News this week that Max Chilton has joined US powerhouse Chip Ganassi Racing for an assault on the 2016 IndyCar Series got us thinking about the other British racers who made the move across the Atlantic in a bid to beat the Americans at their own game.
And it’s an impressive list. Just eight drivers have won races in the series in its USAC (1956-1979), CART (1979-2007) and IRL (1996-to date) guises. For the pedants among you, it’s nine if you include Italian-born but British-domiciled Dario Resta, winner of the 1916 Indianapolis 500.
Without wishing to decry in any way the efforts across the pond of Formula 1 heroes Jim Clark and Graham Hill, they only tackled a smattering of races across several seasons. Clark won at Milwaukee in 1963 and two years later became the first driver to win the Indy 500 in a rear-engined car, while the Scot’s F1 adversary and fellow world champion Hill took victory at The Brickyard in ’66.
So that leaves six IndyCar converts who tasted the champagne on US ovals, road courses and street tracks during full-time campaigns.
Everyone has their favourite of course, and it’s hard to rate them in any sort of order other than their success, so here, in ascending order of race wins, are the first three of our half dozen heroes.
6 Mark Blundell – 3 Cart wins
Blundell made the move to America after his F1 career came to an end with McLaren in 1995. He joined the PacWest squad for ’96, contesting 13 of the 16 races and finishing 16th in the final points, his best result a pair of fifths in the Reynard-Ford.
For 1997, the team switched to Mercedes power and Mark won, by a few inches, on the road course of Portland. He followed that up with wins on the streets of Toronto and the season finale at the California oval of Fontana.
He stayed with PacWest for three more seasons but there were no more wins, prompting a return to sportscar car racing for 2001.

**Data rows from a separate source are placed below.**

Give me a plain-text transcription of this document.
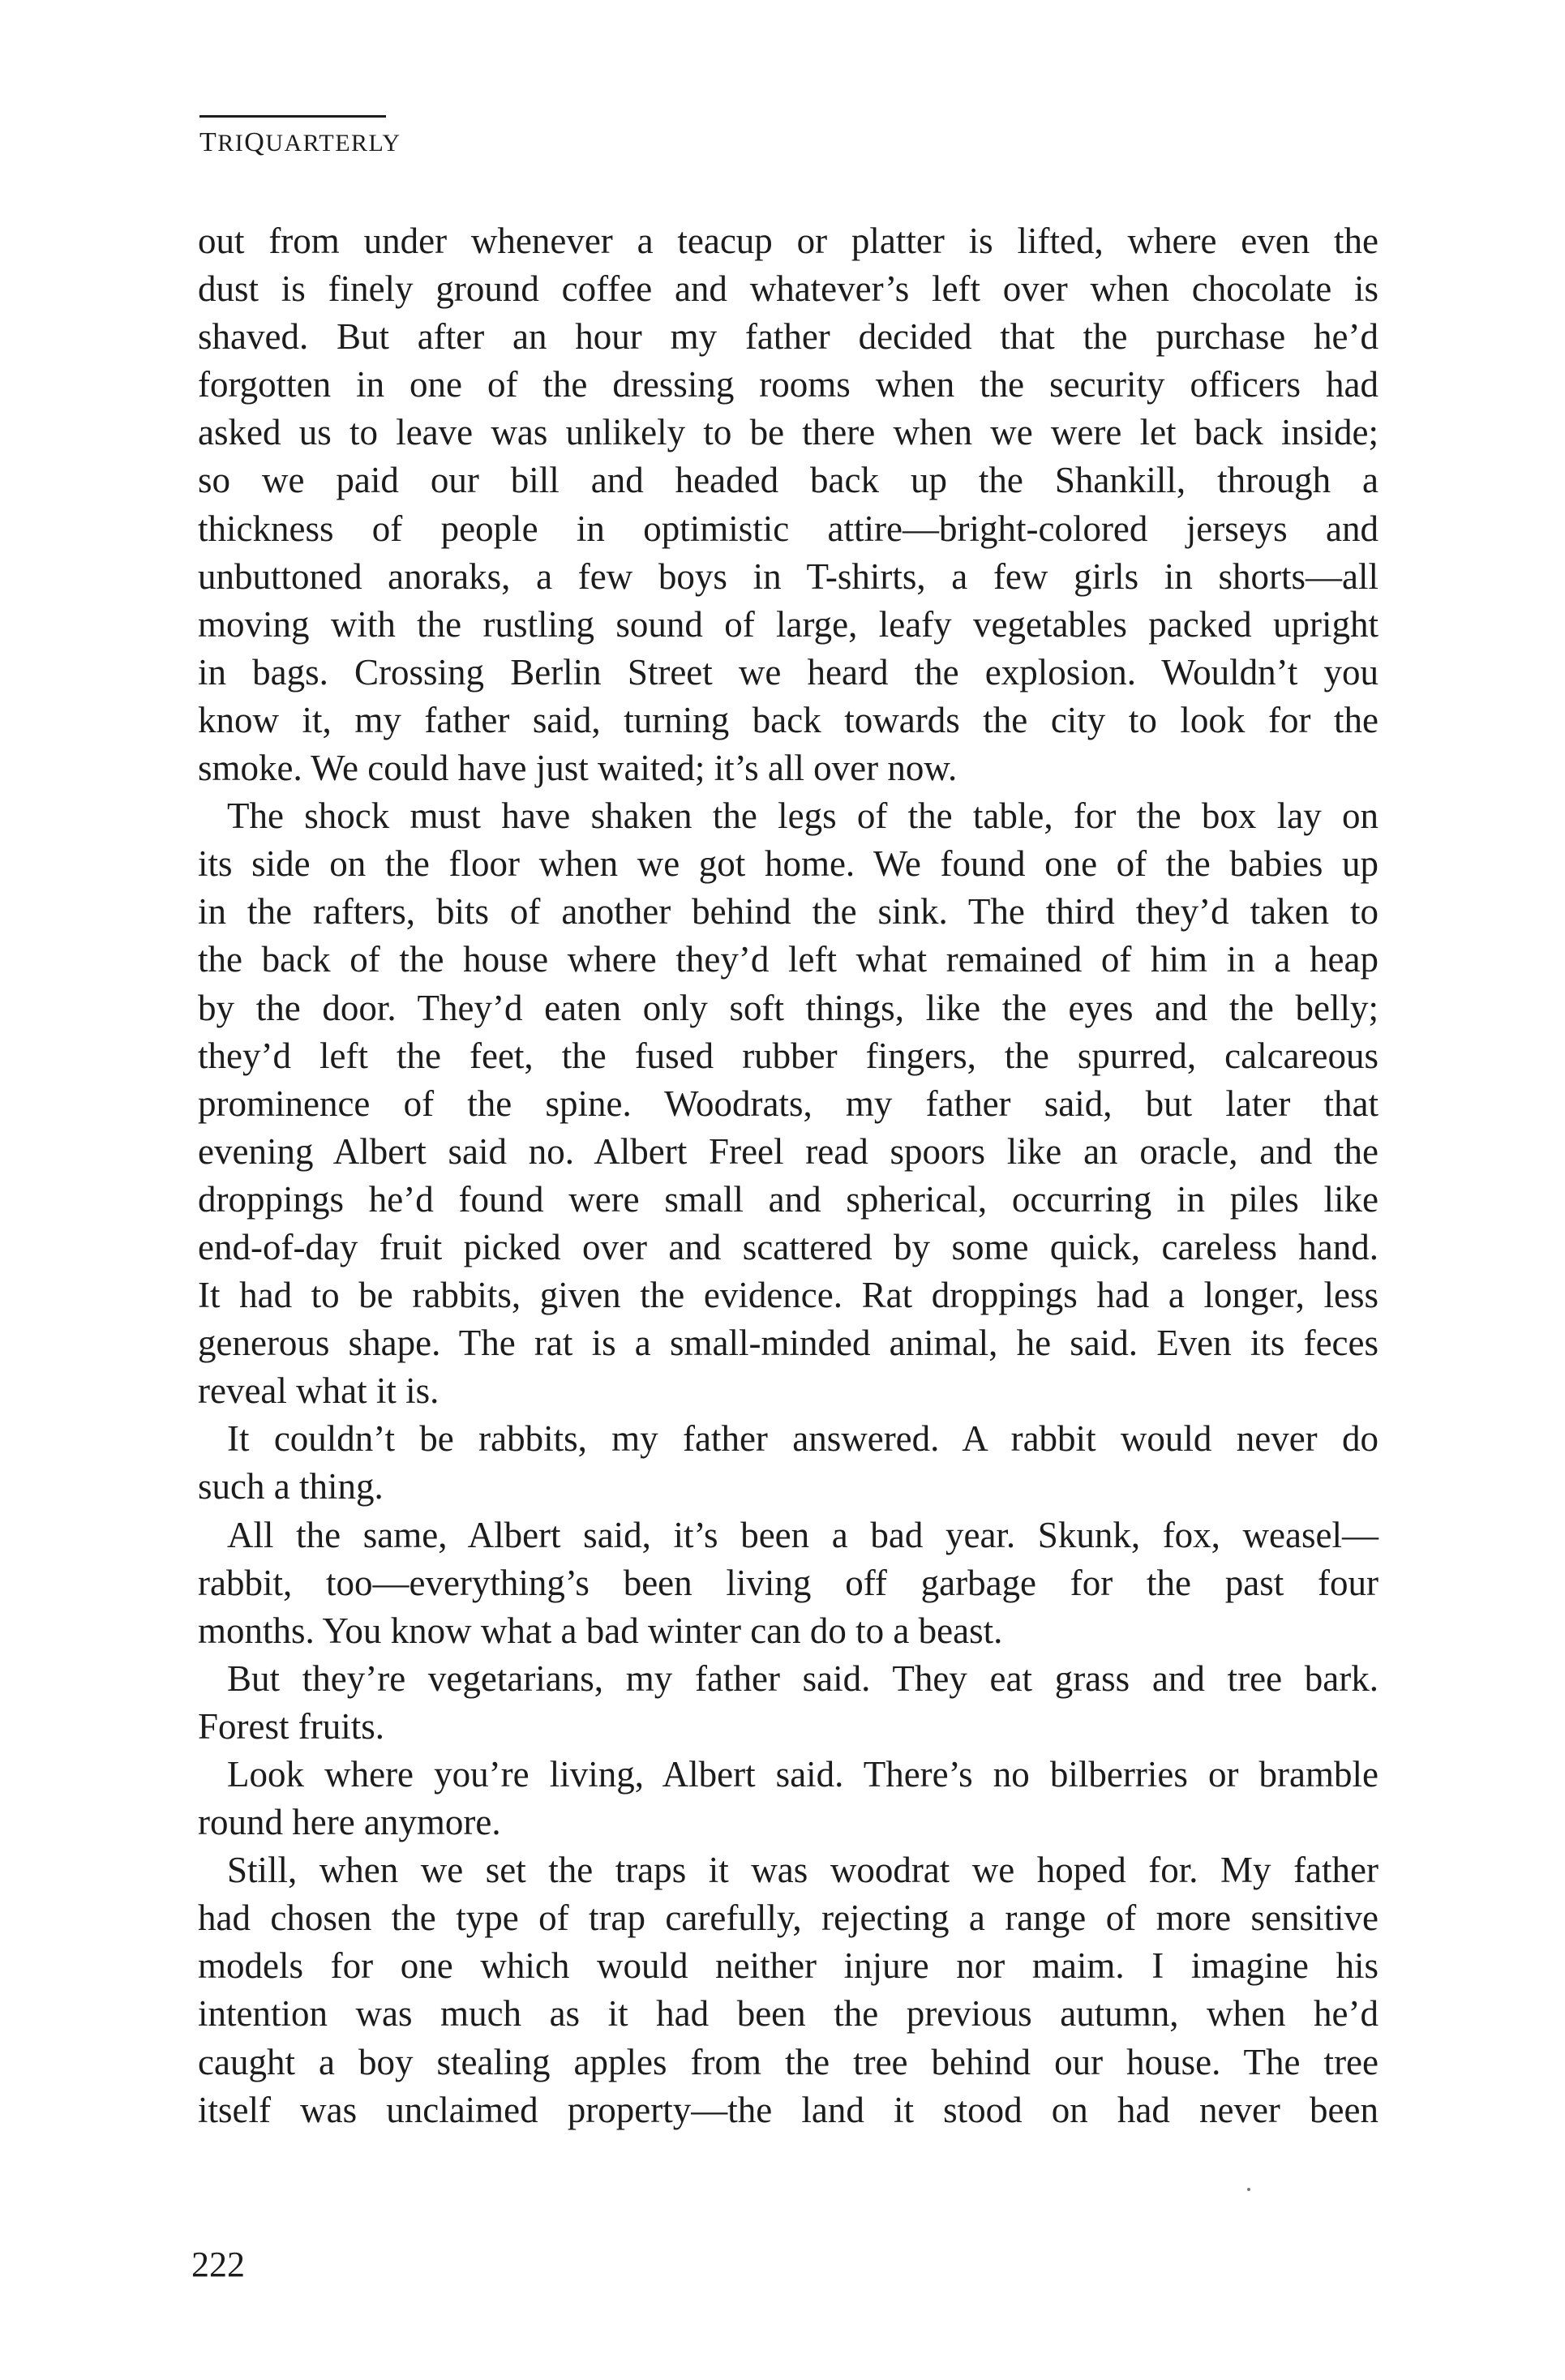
TRIQUARTERLY
out from under whenever a teacup or platter is lifted, where even the
dust is finely ground coffee and whatever’s left over when chocolate is
shaved. But after an hour my father decided that the purchase he’d
forgotten in one of the dressing rooms when the security officers had
asked us to leave was unlikely to be there when we were let back inside;
so we paid our bill and headed back up the Shankill, through a
thickness of people in optimistic attire—bright-colored jerseys and
unbuttoned anoraks, a few boys in T-shirts, a few girls in shorts—all
moving with the rustling sound of large, leafy vegetables packed upright
in bags. Crossing Berlin Street we heard the explosion. Wouldn’t you
know it, my father said, turning back towards the city to look for the
smoke. We could have just waited; it’s all over now.
The shock must have shaken the legs of the table, for the box lay on
its side on the floor when we got home. We found one of the babies up
in the rafters, bits of another behind the sink. The third they’d taken to
the back of the house where they’d left what remained of him in a heap
by the door. They’d eaten only soft things, like the eyes and the belly;
they’d left the feet, the fused rubber fingers, the spurred, calcareous
prominence of the spine. Woodrats, my father said, but later that
evening Albert said no. Albert Freel read spoors like an oracle, and the
droppings he’d found were small and spherical, occurring in piles like
end-of-day fruit picked over and scattered by some quick, careless hand.
It had to be rabbits, given the evidence. Rat droppings had a longer, less
generous shape. The rat is a small-minded animal, he said. Even its feces
reveal what it is.
It couldn’t be rabbits, my father answered. A rabbit would never do
such a thing.
All the same, Albert said, it’s been a bad year. Skunk, fox, weasel—
rabbit, too—everything’s been living off garbage for the past four
months. You know what a bad winter can do to a beast.
But they’re vegetarians, my father said. They eat grass and tree bark.
Forest fruits.
Look where you’re living, Albert said. There’s no bilberries or bramble
round here anymore.
Still, when we set the traps it was woodrat we hoped for. My father
had chosen the type of trap carefully, rejecting a range of more sensitive
models for one which would neither injure nor maim. I imagine his
intention was much as it had been the previous autumn, when he’d
caught a boy stealing apples from the tree behind our house. The tree
itself was unclaimed property—the land it stood on had never been
222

5 Mike Conway – 4 IndyCar wins
Despite a stellar junior single-seater CV that included titles in Formula Renault UK and British F3, as well as race wins in GP2, Conway’s F1 aspirations reached their peak with testing contracts for Honda and Brawn.
Dovetailing behind-the-scenes outings for Brawn in 2009, he joined the unfancied Dreyer & Reinbold IndyCar team. He made an immediate impression by finishing on the podium at Sears Point. A part-time campaign in 2010 led to frustration and, for 2011, the chance to join Andretti. A win on his third outing at Long Beach proved he’d arrived in the US big-time, although he’d finish a lowly 17th in the end-of-season table.

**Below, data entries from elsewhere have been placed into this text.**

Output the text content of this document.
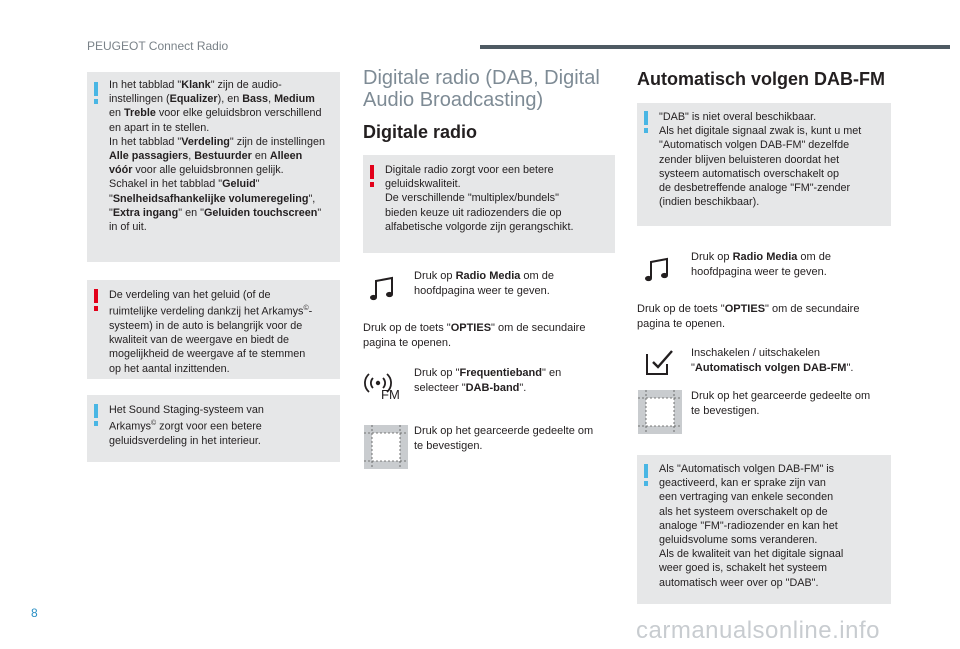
PEUGEOT Connect Radio
8
carmanualsonline.info

In het tabblad "Klank" zijn de audio-

instellingen (Equalizer), en Bass, Medium

en Treble voor elke geluidsbron verschillend

en apart in te stellen.

In het tabblad "Verdeling" zijn de instellingen

Alle passagiers, Bestuurder en Alleen

vóór voor alle geluidsbronnen gelijk.

Schakel in het tabblad "Geluid"

"Snelheidsafhankelijke volumeregeling",

"Extra ingang" en "Geluiden touchscreen"

in of uit.

De verdeling van het geluid (of de

ruimtelijke verdeling dankzij het Arkamys©-

systeem) in de auto is belangrijk voor de

kwaliteit van de weergave en biedt de

mogelijkheid de weergave af te stemmen

op het aantal inzittenden.

Het Sound Staging-systeem van

Arkamys© zorgt voor een betere

geluidsverdeling in het interieur.

Digitale radio (DAB, Digital
Audio Broadcasting)
Digitale radio

Digitale radio zorgt voor een betere

geluidskwaliteit.

De verschillende "multiplex/bundels"

bieden keuze uit radiozenders die op

alfabetische volgorde zijn gerangschikt.

Druk op Radio Media om de
hoofdpagina weer te geven.
Druk op de toets "OPTIES" om de secundaire
pagina te openen.
FM
Druk op "Frequentieband" en
selecteer "DAB-band".
Druk op het gearceerde gedeelte om
te bevestigen.
Automatisch volgen DAB-FM

"DAB" is niet overal beschikbaar.

Als het digitale signaal zwak is, kunt u met

"Automatisch volgen DAB-FM" dezelfde

zender blijven beluisteren doordat het

systeem automatisch overschakelt op

de desbetreffende analoge "FM"-zender

(indien beschikbaar).

Druk op Radio Media om de
hoofdpagina weer te geven.
Druk op de toets "OPTIES" om de secundaire
pagina te openen.
Inschakelen / uitschakelen
"Automatisch volgen DAB-FM".
Druk op het gearceerde gedeelte om
te bevestigen.

Als "Automatisch volgen DAB-FM" is

geactiveerd, kan er sprake zijn van

een vertraging van enkele seconden

als het systeem overschakelt op de

analoge "FM"-radiozender en kan het

geluidsvolume soms veranderen.

Als de kwaliteit van het digitale signaal

weer goed is, schakelt het systeem

automatisch weer over op "DAB".
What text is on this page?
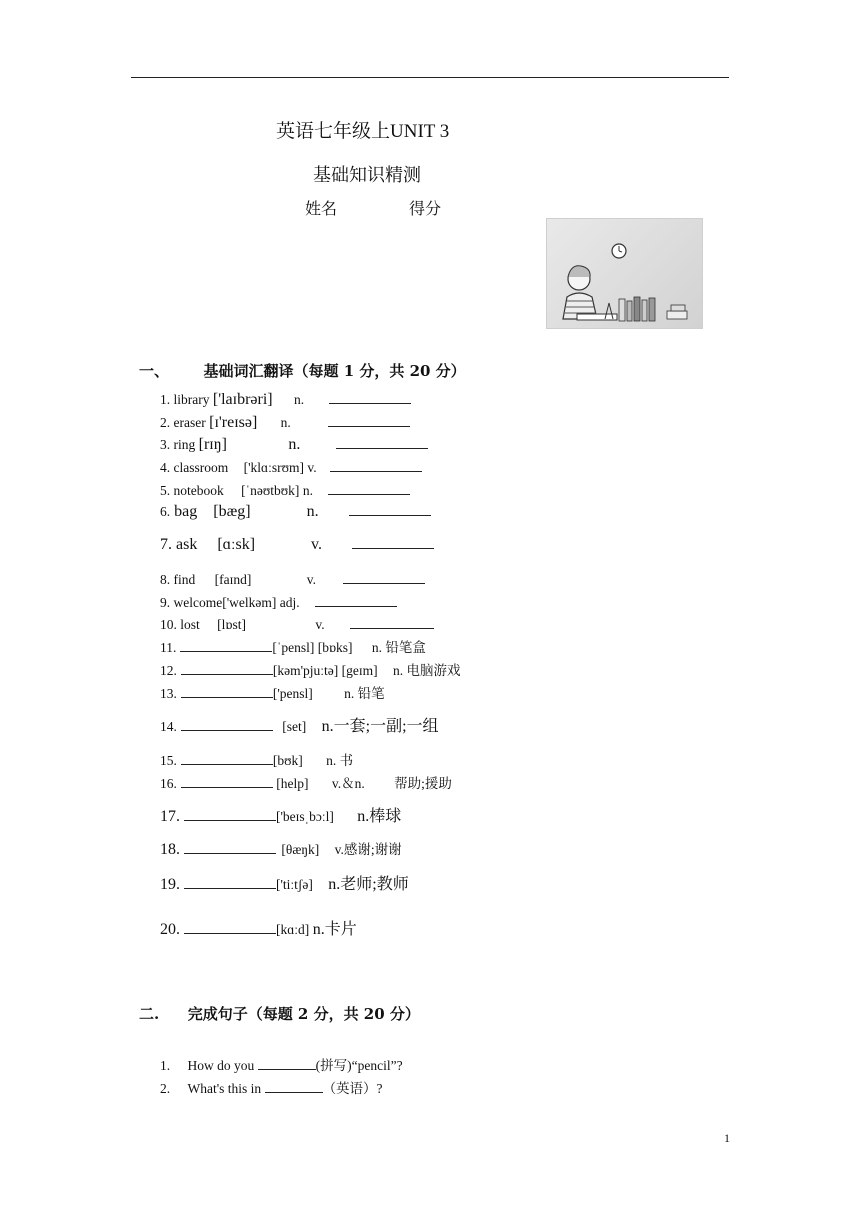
英语七年级上UNIT 3
基础知识精测
姓名	得分
一、 基础词汇翻译（每题 1 分，共 20 分）
1. library ['laɪbrəri] n.
2. eraser [ɪ'reɪsə] n.
3. ring [rɪŋ]	n.
4. classroom ['klɑːsrʊm] v.
5. notebook [ˈnəʊtbʊk] n.
6. bag [bæg]	n.
7. ask [ɑːsk]	v.
8. find [faɪnd]	v.
9. welcome['welkəm] adj.
10. lost [lɒst]	v.
11.	[ˈpensl] [bɒks] n. 铅笔盒
12.	[kəm'pjuːtə] [geɪm] n. 电脑游戏
13.	['pensl] n. 铅笔
14.	[set] n.一套;一副;一组
15.	[bʊk] n. 书
16.	[help] v.＆n. 帮助;援助
17.	['beɪsˌbɔːl] n.棒球
18.	[θæŋk] v.感谢;谢谢
19.	['tiːtʃə] n.老师;教师
20.	[kɑːd] n.卡片
二. 完成句子（每题 2 分，共 20 分）
1. How do you	(拼写)“pencil”?
2. What's this in	（英语）?
1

American legend AJ Foyt persuaded Conway to join him for 2012 and the tie-up produced a single podium – third in Toronto. It meant a switch to a fourth different team in as many years for 2013, in the shape of plucky privateer Dale Coyne. Conway found that winning feeling again, with victory on the streets of Detroit, but it wasn’t enough to keep him under Coyne’s wing.
His final season in the series, 2014, allowed him to double his win tally, thanks to two victories for Ed Carpenter’s outfit. Contesting only 12 of the 18 races (he also had a ride with Toyota’s World Endurance Championship team) he won at Long Beach and Toronto.
And that was that for Mike Conway in IndyCar; for 2015 he committed to Toyota for a full-time WEC assault.
4 Nigel Mansell – 5 Cart wins
At the end of 1992, F1’s loss was Champ Car’s gain as world champion Mansell threw his toys out at Williams, after failing to agree terms with Sir Frank, and threw his towel in with top US team Newman/Haas for an attempt on the F1/Champ Car title double.
And a fantasy scenario began to play out immediately when Mansell turned up for the opening round on the streets of Surfers Paradise on Australia’s Gold Coast and stuck his Lola-Ford on pole position, ahead of Penske duo Emerson Fittipaldi and Paul Tracy. Incredibly, he went on to win, vanquishing former champs such as Fittipaldi, Mario Andretti, Bobby Rahal and Danny Sullivan.
He came back down to earth with a back-crunching bang next time out after crashing in practice on the Phoenix oval, where Newman/Haas team-mate Andretti would score his final career win, but healed quickly to get his championship campaign back on track with third in Long Beach.
Thereafter Mansell seemed at one with the car and the circuits, taking third at Indy, winning on the ovals of Milwaukee, Michigan, New Hampshire and Nazareth, securing second at Portland and Road America, and third in Cleveland.
The fairytale double was his! And he stuck around for 1994, too, although it yielded no more wins and only eighth in the points. By then, though, he’d made friends with Williams again and was summoned to contest four Grands Prix in the FW16 and FW16B, famously winning the finale in Adelaide.